There have been many attempts to invade Britain, met with a mixture of success and failure from the time of the Ancient Roman Empire up to WWII. The last time England has been successfully invaded was when Norman forces from France led by William the Conqueror successfully invaded Britain in 1066 and it took it. The Normans then settled in for several hundred years becoming less French and more English in years that followed.  They even ended up going to war against other family factions in France who tried to conquer them. One of those attempts occurred in 1797 by French forces lead by an Irish-American. As we obviously know by now that it didn’t succeed, but what most of us do not know was that the British probably won this battle with— the Ladies of Fishguard.

Cunning Invasion Plan

It was 1797, and Napoleon Bonaparte busying himself conquering central Europe. While he was out of town, the newly formed French revolutionary government called the Directory devised a plan of invading the British Isles to support their allies called the United Irishmen. This Irish group was against the British rule of Ireland, and they devised a “foolproof” plan headed by Irish-American Senior Colonel William Tate. The “cunning plan” was to attack the British forces simultaneously. They would land near Bristol, England’s second-largest city, pulverize it, then cross over into Wales and then northward onto Chester and Liverpool. They expected their invasion would result in the impoverished and disenfranchised British peasants rising up in rebellion against the British Crown.

And so, on February 18, 1797, around 1,400 disorganized and undisciplined French soldiers, including those who were fresh out of prison, sailed toward Britain. As the first sign of their impending failure and doom, however, the wind conditions made it impossible for their warships to land on the shores of Bristol or anywhere near. For Tate, it was just a challenge, and he was not at all deterred and was ready with his plan B.

Hopefully, Still Cunning Plan B

Colonel Tate’s cunning plan B was to land in Cardigan Bay on the western coast of Wales instead. On February 22, Wednesday, the French fleet sailed into Fishguard Bay, expecting that the Welsh were all unaware in their pajamas. Instead, they were welcomed with fire from a cannon. It was not for them but for the townspeople to be notified that they were being attacked.

French troops landing at Carngwasted near Fishguard on February 23, 1797. This image depicts the last ever invasion by ground troops on British soil. (National Library of Wales, Public domain, via Wikimedia Commons)

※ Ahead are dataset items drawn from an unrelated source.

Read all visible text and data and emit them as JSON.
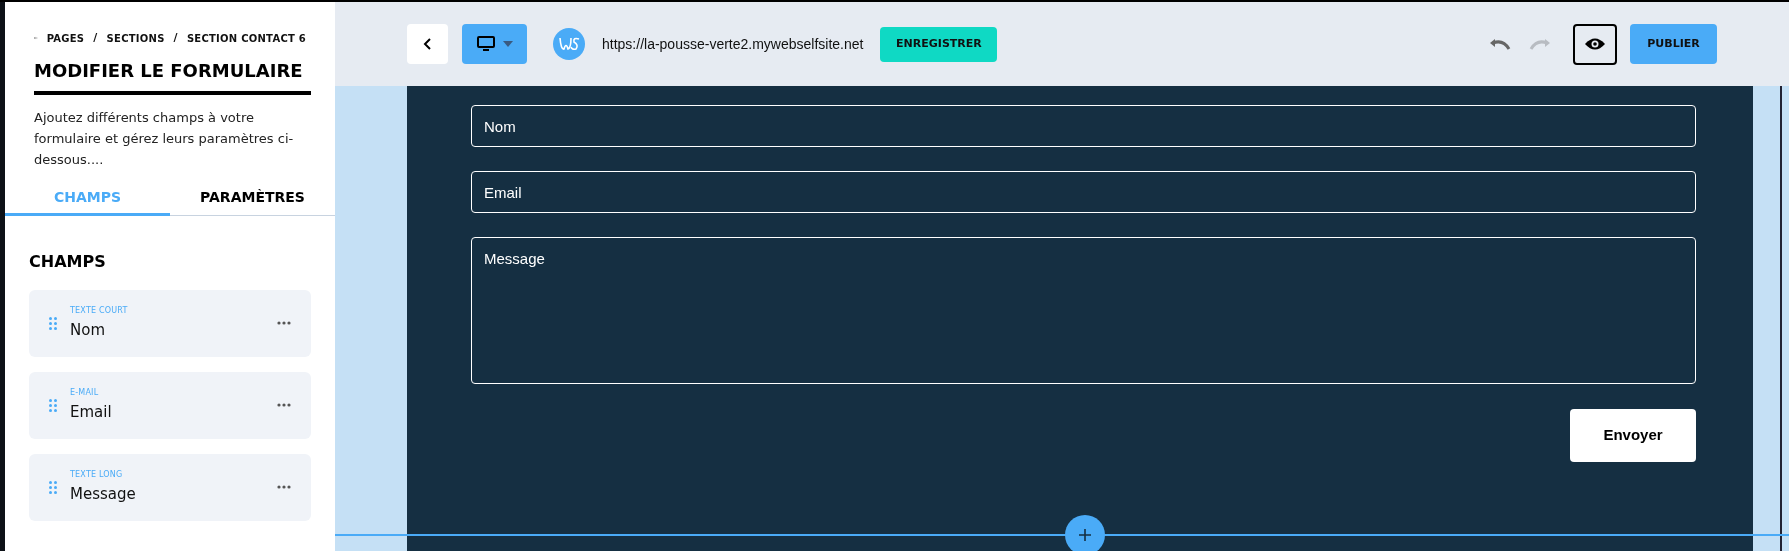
{
  "sidebar": {
    "breadcrumb": [
      {
        "kind": "link",
        "text": "PAGES"
      },
      {
        "kind": "separator",
        "text": "/"
      },
      {
        "kind": "link",
        "text": "SECTIONS"
      },
      {
        "kind": "separator",
        "text": "/"
      },
      {
        "kind": "link",
        "text": "SECTION CONTACT 6"
      }
    ],
    "title": "MODIFIER LE FORMULAIRE",
    "description": "Ajoutez différents champs à votre formulaire et gérez leurs paramètres ci-dessous....",
    "tabs": [
      {
        "label": "CHAMPS",
        "selected": true
      },
      {
        "label": "PARAMÈTRES",
        "selected": false
      }
    ],
    "section_title": "CHAMPS",
    "fields": [
      {
        "type": "TEXTE COURT",
        "name": "Nom"
      },
      {
        "type": "E-MAIL",
        "name": "Email"
      },
      {
        "type": "TEXTE LONG",
        "name": "Message"
      }
    ]
  },
  "toolbar": {
    "url": "https://la-pousse-verte2.mywebselfsite.net",
    "save": "ENREGISTRER",
    "undo": {
      "disabled": false
    },
    "redo": {
      "disabled": true
    },
    "publish": "PUBLIER"
  },
  "form": {
    "fields": [
      {
        "kind": "input",
        "placeholder": "Nom"
      },
      {
        "kind": "input",
        "placeholder": "Email"
      },
      {
        "kind": "textarea",
        "placeholder": "Message"
      }
    ],
    "submit": "Envoyer"
  }
}
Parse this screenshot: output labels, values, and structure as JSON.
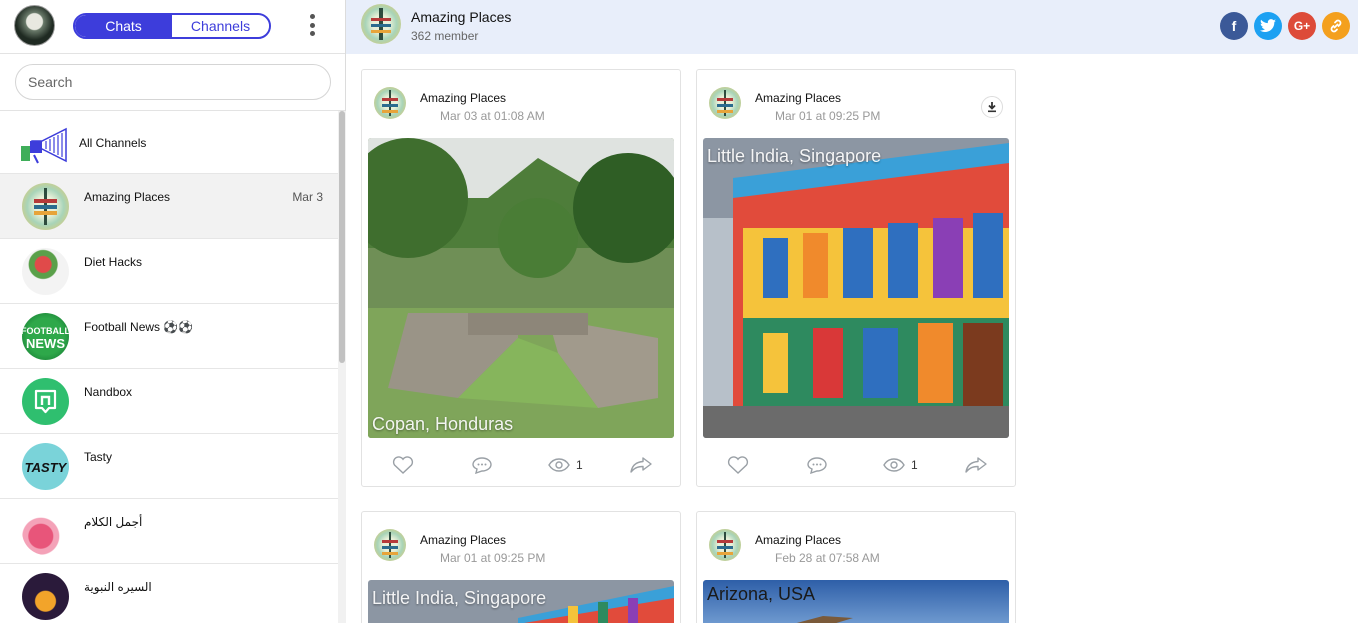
{
  "sidebar": {
    "toggle": {
      "chats_label": "Chats",
      "channels_label": "Channels"
    },
    "search": {
      "placeholder": "Search"
    },
    "all_channels_label": "All Channels",
    "channels": [
      {
        "name": "Amazing Places",
        "date": "Mar 3",
        "selected": true
      },
      {
        "name": "Diet Hacks",
        "date": ""
      },
      {
        "name": "Football News ⚽⚽",
        "date": ""
      },
      {
        "name": "Nandbox",
        "date": ""
      },
      {
        "name": "Tasty",
        "date": ""
      },
      {
        "name": "أجمل الكلام",
        "date": ""
      },
      {
        "name": "السيره النبوية",
        "date": ""
      }
    ]
  },
  "header": {
    "title": "Amazing Places",
    "subtitle": "362 member",
    "socials": [
      "facebook-icon",
      "twitter-icon",
      "google-plus-icon",
      "link-icon"
    ]
  },
  "posts": [
    {
      "channel": "Amazing Places",
      "date": "Mar 03 at 01:08 AM",
      "caption": "Copan, Honduras",
      "views": "1",
      "has_download": false
    },
    {
      "channel": "Amazing Places",
      "date": "Mar 01 at 09:25 PM",
      "caption": "Little India, Singapore",
      "views": "1",
      "has_download": true
    },
    {
      "channel": "Amazing Places",
      "date": "Mar 01 at 09:25 PM",
      "caption": "Little India, Singapore",
      "views": "",
      "has_download": false
    },
    {
      "channel": "Amazing Places",
      "date": "Feb 28 at 07:58 AM",
      "caption": "Arizona, USA",
      "views": "",
      "has_download": false
    }
  ],
  "colors": {
    "accent": "#3d3ddb",
    "header_bg": "#e8eefa",
    "facebook": "#3b5998",
    "twitter": "#1da1f2",
    "google_plus": "#dd4b39",
    "link": "#f4a01e"
  }
}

The 1,400-strong French party was feeling a bit doubtful about their plan. Worried that the cannon shot represented an foe ready to repel them, the invasion party decided to weigh anchor again and move up the coast until they reached a small beach near the village of Llanwnda. Rather than begin the invasion in earnest, these raw troops instead decided to go on a bender, ransacking the area and looting all the food and wine that the locals had just collected from a grounded Portuguese ship.  They may have also been demoralized when they saw their ships sailing back for France bearing the message that the invasion had been a success, and 1,200 troops would soon deliver all of England to France. They gorged themselves and got roaring drunk, so drunk that this derelict army ended up surrendering to a local militia force hastily thrown together and headed by Lord Cawdor within two days.

Jemima the Great

One of the key players in their defeat was a 47-year-old wife of a Fishguard cobbler named Jemima Fawr (or Nicholas). The moment she heard about the French invasion, she took it upon herself to march to Llanwnda armed with nothing but a pitchfork. She rounded up twelve French soldiers and compelled them to surrender where she had them locked up in St. Mary’s Church. She then went searching for more. According to the legend, she found two more French soldiers hiding in a cowshed and led them back to Fishguard as well at the point of her pitchfork.

Jemima’s triumph The pub sign at the Royal Oak depicts the (possibly apocryphal) single-handed capture by the local cobbler Jemima Nicholas of several French soldiers during their abortive invasion in 1797. (ceridwen / Jemima’s triumph / CC BY-SA 2.0)

As for their surrender agreement, part of Tate’s officers wrote that the British soldiers “with troops of the line to the number of several thousand” made them decide to surrender. However, there were no “several thousand” British forces anywhere near Fishguard. It was all a bluff but a rather clever one. Perhaps the French were too cross-eyed drunk to clearly make out the line of soldiers before them in what appeared to be uniforms of red and black and they missed that is was Welsh women dressed in their traditional outfit of red tunics and tall black felt hats that they mistook for British Redcoats in the distance. Or perhaps they put it that way so as not to be embarrassed by the fact that they got drunk and got owned by these Welsh women and local militia forces?

Whichever it was, Jemima and the locals were the heroes that saved the day.